Pete, sometimes it's real; sometimes it's not. Glad you cannot discern the difference. That is my underlying personality wish it didn't take so much effort "when it's not real". I love it when it's back and I have my fleeting moments these days when there is no effort.
I wish I could tell you how to be outward looking. I try to find the good in everything. Take things one day at a time and sometimes in smaller increments, I try very hard to allow myself to be who I am. And I try very hard to know I'm okay, it doesn't matter what anyone else thinks. I am unique, in fact we all are, and there's nothing wrong with who we are - mental illness or not - we are people and we deserve dignity and respect. I know I have my "dirty little secrets" but I reckon (think) there isn't anyone who doesn't and I bet mine are worse than yours (joking). It doesn't matter if they are worse or not - we all have them. I try to be grateful for the things I have, my son is my inspiration most of the time to keep on trying. lol, he doesn't know that! When he was a little feller he had a health issue that I (and doctors) thought would require him to live with me indefinitely - I think you know he's an attorney now, left home for the dorm rooms of college at 18. I don't work miracles, lol. He was determined as I was for him to overcome and learn to cope with what life had dealt him. I learned many lessons from him. He taught me well. Funny how sometimes life gives us things to deal with that we can use in our own lives later or to help others.
Okay, I'm rambling. Look straight ahead when you walk Pete!
"The first I won't go into because it's kind of private and rather secret."
Me too, but I'm not going into any details! ; )
Pete,
That walk sounds really nice! Where I live, there are some dangerous animals that come out at dusk and down, so I have to keep my walks during daylight hours. I love the idea of being able to walk at night, but I don't want to be eaten.
I guess realizing the house won't fall down if it doesn't all get done. That the most important thing is taking care of me...otherwise the house wouldn't be here.
The second thing is work, seeing other people, talking to them, listening to their stories and helping them to overcome some hurdles they are facing for various reasons. It takes my mind off me and gives me a sense of accomplishment. I also see, life could have been much worse in some cases so I am grateful, and much better in others.
The first I won't go into because it's kind of private and rather secret.
The second is very simple - going for a walk on my own every night at 9 pm. Without fail. Rain or shine. Me, my mp3 player and three cigarettes. It's like a cocktail for me - solitude, exercise, music, nicotine, and more solitude. Perfect.
Definitely leaving early has been a huge stress reliever for me. I used to be habitually 10 minutes late for everything. Ever since the depression and extreme anxiety, I now leave early to help calm myself. I never thought I could be able to do that, but I found it to be such a huge stress reliever, that I make the time to be early.

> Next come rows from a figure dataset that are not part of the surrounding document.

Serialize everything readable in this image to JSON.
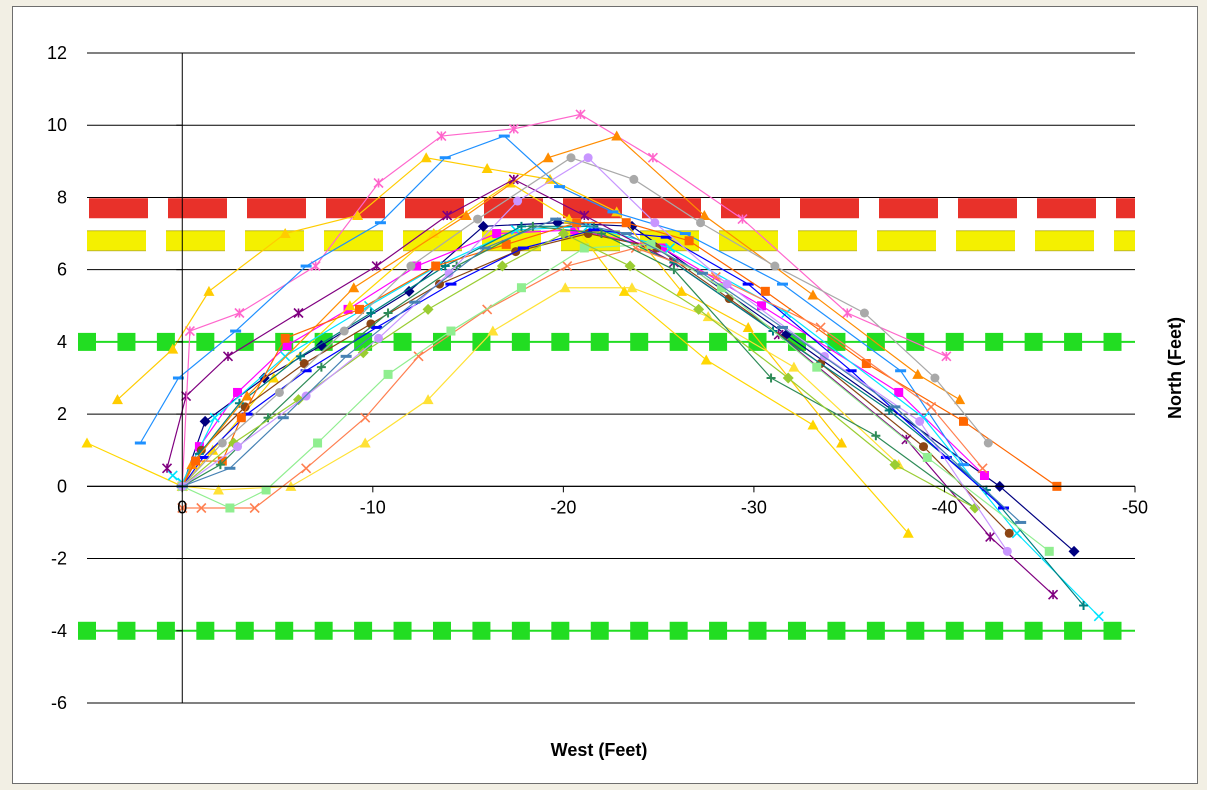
{
  "chart_data": {
    "type": "line",
    "title": "",
    "xlabel": "West (Feet)",
    "ylabel": "North (Feet)",
    "xlim": [
      5,
      -50
    ],
    "ylim": [
      -6,
      12
    ],
    "x_ticks": [
      0,
      -10,
      -20,
      -30,
      -40,
      -50
    ],
    "x_tick_labels": [
      "0",
      "-10",
      "-20",
      "-30",
      "-40",
      "-50"
    ],
    "y_ticks": [
      -6,
      -4,
      -2,
      0,
      2,
      4,
      6,
      8,
      10,
      12
    ],
    "y_tick_labels": [
      "-6",
      "-4",
      "-2",
      "0",
      "2",
      "4",
      "6",
      "8",
      "10",
      "12"
    ],
    "grid": "horizontal",
    "legend": "none",
    "reference_lines": [
      {
        "y": 7.7,
        "color": "#e8312a",
        "style": "dashed-thick"
      },
      {
        "y": 6.8,
        "color": "#f4f000",
        "style": "dashed-thick"
      },
      {
        "y": 4,
        "color": "#22dd22",
        "style": "square-markers"
      },
      {
        "y": -4,
        "color": "#22dd22",
        "style": "square-markers"
      }
    ],
    "series": [
      {
        "color": "#000080",
        "marker": "diamond",
        "x": [
          0,
          -1.2,
          -4.3,
          -7.3,
          -11.9,
          -15.8,
          -19.7,
          -23.6,
          -31.7,
          -42.9,
          -46.8
        ],
        "y": [
          0,
          1.8,
          3.0,
          3.9,
          5.4,
          7.2,
          7.3,
          7.2,
          4.2,
          0,
          -1.8
        ]
      },
      {
        "color": "#ff00ff",
        "marker": "square",
        "x": [
          0,
          -0.9,
          -2.9,
          -5.5,
          -8.7,
          -12.3,
          -16.5,
          -20.6,
          -25.2,
          -30.4,
          -37.6,
          -42.1
        ],
        "y": [
          0,
          1.1,
          2.6,
          3.9,
          4.9,
          6.1,
          7.0,
          7.1,
          6.6,
          5.0,
          2.6,
          0.3
        ]
      },
      {
        "color": "#ffd700",
        "marker": "triangle",
        "x": [
          5,
          0,
          -1.6,
          -4.8,
          -8.8,
          -13.2,
          -17.2,
          -20.3,
          -23.2,
          -27.5,
          -33.1,
          -38.1
        ],
        "y": [
          1.2,
          0,
          1.0,
          3.0,
          5.0,
          7.0,
          8.4,
          7.4,
          5.4,
          3.5,
          1.7,
          -1.3
        ]
      },
      {
        "color": "#00e5ff",
        "marker": "x",
        "x": [
          0.5,
          0,
          -1.7,
          -5.4,
          -9.8,
          -13.4,
          -17.5,
          -21.3,
          -25.6,
          -31.7,
          -38.9,
          -43.8,
          -48.1
        ],
        "y": [
          0.3,
          0.1,
          1.9,
          3.6,
          5.0,
          6.1,
          7.1,
          7.2,
          6.6,
          4.8,
          1.9,
          -1.3,
          -3.6
        ]
      },
      {
        "color": "#800080",
        "marker": "star",
        "x": [
          0.8,
          -0.2,
          -2.4,
          -6.1,
          -10.2,
          -13.9,
          -17.4,
          -21.1,
          -25.8,
          -31.3,
          -38.0,
          -42.4,
          -45.7
        ],
        "y": [
          0.5,
          2.5,
          3.6,
          4.8,
          6.1,
          7.5,
          8.5,
          7.5,
          6.2,
          4.2,
          1.3,
          -1.4,
          -3.0
        ]
      },
      {
        "color": "#8b4513",
        "marker": "circle",
        "x": [
          0,
          -1.0,
          -3.3,
          -6.4,
          -9.9,
          -13.5,
          -17.5,
          -21.3,
          -24.9,
          -28.7,
          -33.5,
          -38.9,
          -43.4
        ],
        "y": [
          0,
          1.0,
          2.2,
          3.4,
          4.5,
          5.6,
          6.5,
          7.0,
          6.6,
          5.2,
          3.4,
          1.1,
          -1.3
        ]
      },
      {
        "color": "#008080",
        "marker": "plus",
        "x": [
          0,
          -0.9,
          -3.0,
          -6.2,
          -9.9,
          -13.8,
          -17.8,
          -21.6,
          -25.8,
          -31.0,
          -37.1,
          -42.2,
          -47.3
        ],
        "y": [
          0,
          0.9,
          2.3,
          3.6,
          4.8,
          6.1,
          7.2,
          7.2,
          6.2,
          4.3,
          2.1,
          -0.1,
          -3.3
        ]
      },
      {
        "color": "#0000ff",
        "marker": "dash",
        "x": [
          0,
          -1.1,
          -3.4,
          -6.5,
          -10.2,
          -14.1,
          -17.9,
          -21.6,
          -25.4,
          -29.7,
          -35.1,
          -40.1,
          -43.1
        ],
        "y": [
          0,
          0.8,
          2.0,
          3.2,
          4.4,
          5.6,
          6.6,
          7.1,
          6.9,
          5.6,
          3.2,
          0.8,
          -0.6
        ]
      },
      {
        "color": "#ff66cc",
        "marker": "star",
        "x": [
          0,
          -0.4,
          -3.0,
          -7.0,
          -10.3,
          -13.6,
          -17.4,
          -20.9,
          -24.7,
          -29.4,
          -34.9,
          -40.1
        ],
        "y": [
          0,
          4.3,
          4.8,
          6.1,
          8.4,
          9.7,
          9.9,
          10.3,
          9.1,
          7.4,
          4.8,
          3.6
        ]
      },
      {
        "color": "#ff8c00",
        "marker": "triangle",
        "x": [
          0,
          -0.5,
          -3.4,
          -9.0,
          -14.9,
          -19.2,
          -22.8,
          -27.4,
          -33.1,
          -38.6,
          -40.8
        ],
        "y": [
          0,
          0.6,
          2.5,
          5.5,
          7.5,
          9.1,
          9.7,
          7.5,
          5.3,
          3.1,
          2.4
        ]
      },
      {
        "color": "#ffcc00",
        "marker": "triangle",
        "x": [
          3.4,
          0.5,
          -1.4,
          -5.4,
          -9.2,
          -12.8,
          -16.0,
          -19.3,
          -22.8,
          -26.2,
          -29.7,
          -34.6
        ],
        "y": [
          2.4,
          3.8,
          5.4,
          7.0,
          7.5,
          9.1,
          8.8,
          8.5,
          7.6,
          5.4,
          4.4,
          1.2
        ]
      },
      {
        "color": "#1e90ff",
        "marker": "dash",
        "x": [
          2.2,
          0.2,
          -2.8,
          -6.5,
          -10.4,
          -13.8,
          -16.9,
          -19.8,
          -22.6,
          -26.4,
          -31.5,
          -37.7,
          -41.0
        ],
        "y": [
          1.2,
          3.0,
          4.3,
          6.1,
          7.3,
          9.1,
          9.7,
          8.3,
          7.6,
          7.0,
          5.6,
          3.2,
          0.6
        ]
      },
      {
        "color": "#ff6600",
        "marker": "square",
        "x": [
          0,
          -0.7,
          -2.1,
          -3.1,
          -5.4,
          -9.3,
          -13.3,
          -17.0,
          -20.7,
          -23.3,
          -26.6,
          -30.6,
          -35.9,
          -41.0,
          -45.9
        ],
        "y": [
          0,
          0.7,
          0.7,
          1.9,
          4.1,
          4.9,
          6.1,
          6.7,
          7.3,
          7.3,
          6.8,
          5.4,
          3.4,
          1.8,
          0
        ]
      },
      {
        "color": "#ff7f50",
        "marker": "x",
        "x": [
          0,
          -1.0,
          -3.8,
          -6.5,
          -9.6,
          -12.4,
          -16.0,
          -20.2,
          -23.8,
          -28.0,
          -33.5,
          -39.3,
          -42.0
        ],
        "y": [
          -0.6,
          -0.6,
          -0.6,
          0.5,
          1.9,
          3.6,
          4.9,
          6.1,
          6.6,
          5.8,
          4.4,
          2.2,
          0.5
        ]
      },
      {
        "color": "#ffe135",
        "marker": "triangle",
        "x": [
          0,
          -1.9,
          -5.7,
          -9.6,
          -12.9,
          -16.3,
          -20.1,
          -23.6,
          -27.6,
          -32.1,
          -37.6
        ],
        "y": [
          0,
          -0.1,
          0,
          1.2,
          2.4,
          4.3,
          5.5,
          5.5,
          4.7,
          3.3,
          0.6
        ]
      },
      {
        "color": "#90ee90",
        "marker": "square",
        "x": [
          0,
          -2.5,
          -4.4,
          -7.1,
          -10.8,
          -14.1,
          -17.8,
          -21.1,
          -24.6,
          -28.3,
          -33.3,
          -39.1,
          -45.5
        ],
        "y": [
          0,
          -0.6,
          -0.1,
          1.2,
          3.1,
          4.3,
          5.5,
          6.6,
          6.7,
          5.5,
          3.3,
          0.8,
          -1.8
        ]
      },
      {
        "color": "#2e8b57",
        "marker": "plus",
        "x": [
          0,
          -2.0,
          -4.5,
          -7.3,
          -10.8,
          -14.4,
          -18.4,
          -22.0,
          -25.8,
          -30.9,
          -36.4,
          -41.6
        ],
        "y": [
          0,
          0.6,
          1.9,
          3.3,
          4.8,
          6.1,
          7.2,
          7.0,
          6.0,
          3.0,
          1.4,
          -0.6
        ]
      },
      {
        "color": "#9acd32",
        "marker": "diamond",
        "x": [
          0,
          -2.7,
          -6.1,
          -9.5,
          -12.9,
          -16.8,
          -20.0,
          -23.5,
          -27.1,
          -31.8,
          -37.4,
          -41.6
        ],
        "y": [
          0,
          1.2,
          2.4,
          3.7,
          4.9,
          6.1,
          7.0,
          6.1,
          4.9,
          3.0,
          0.6,
          -0.6
        ]
      },
      {
        "color": "#a9a9a9",
        "marker": "circle",
        "x": [
          0,
          -2.1,
          -5.1,
          -8.5,
          -12.0,
          -15.5,
          -20.4,
          -23.7,
          -27.2,
          -31.1,
          -35.8,
          -39.5,
          -42.3
        ],
        "y": [
          0,
          1.2,
          2.6,
          4.3,
          6.1,
          7.4,
          9.1,
          8.5,
          7.3,
          6.1,
          4.8,
          3.0,
          1.2
        ]
      },
      {
        "color": "#c896ff",
        "marker": "circle",
        "x": [
          0,
          -2.9,
          -6.5,
          -10.3,
          -14.0,
          -17.6,
          -21.3,
          -24.8,
          -28.6,
          -33.7,
          -38.7,
          -43.3
        ],
        "y": [
          0,
          1.1,
          2.5,
          4.1,
          5.9,
          7.9,
          9.1,
          7.3,
          5.6,
          3.6,
          1.8,
          -1.8
        ]
      },
      {
        "color": "#4682b4",
        "marker": "dash",
        "x": [
          0,
          -2.5,
          -5.3,
          -8.6,
          -12.2,
          -15.9,
          -19.6,
          -23.3,
          -27.3,
          -31.5,
          -37.4,
          -44.0
        ],
        "y": [
          0,
          0.5,
          1.9,
          3.6,
          5.1,
          6.6,
          7.4,
          7.0,
          5.9,
          4.4,
          2.2,
          -1.0
        ]
      }
    ]
  }
}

Our focus in recent weeks has been on stress management. Today will be our last post on stress. We hope this series has helped you find some relief. Here is the rest of our stress relievers list:
- Self-hypnosis
- Progressive Muscle Relaxation
- Exercise
- Balanced diet
- Aromatherapy
- Going out with friends
- Equal work-life balance
- Spirituality or Religion
- Keeping a daily planner
- De-cluttering your space
- Leaving 15 minutes earlier for appointments or work
- Relaxing your standards – the world will not fall to pieces if the laundry is left for tomorrow.
- Earplugs for noisy environments or 15 minutes of quiet
- Focus on understanding as opposed to being understood, really listen to the other person.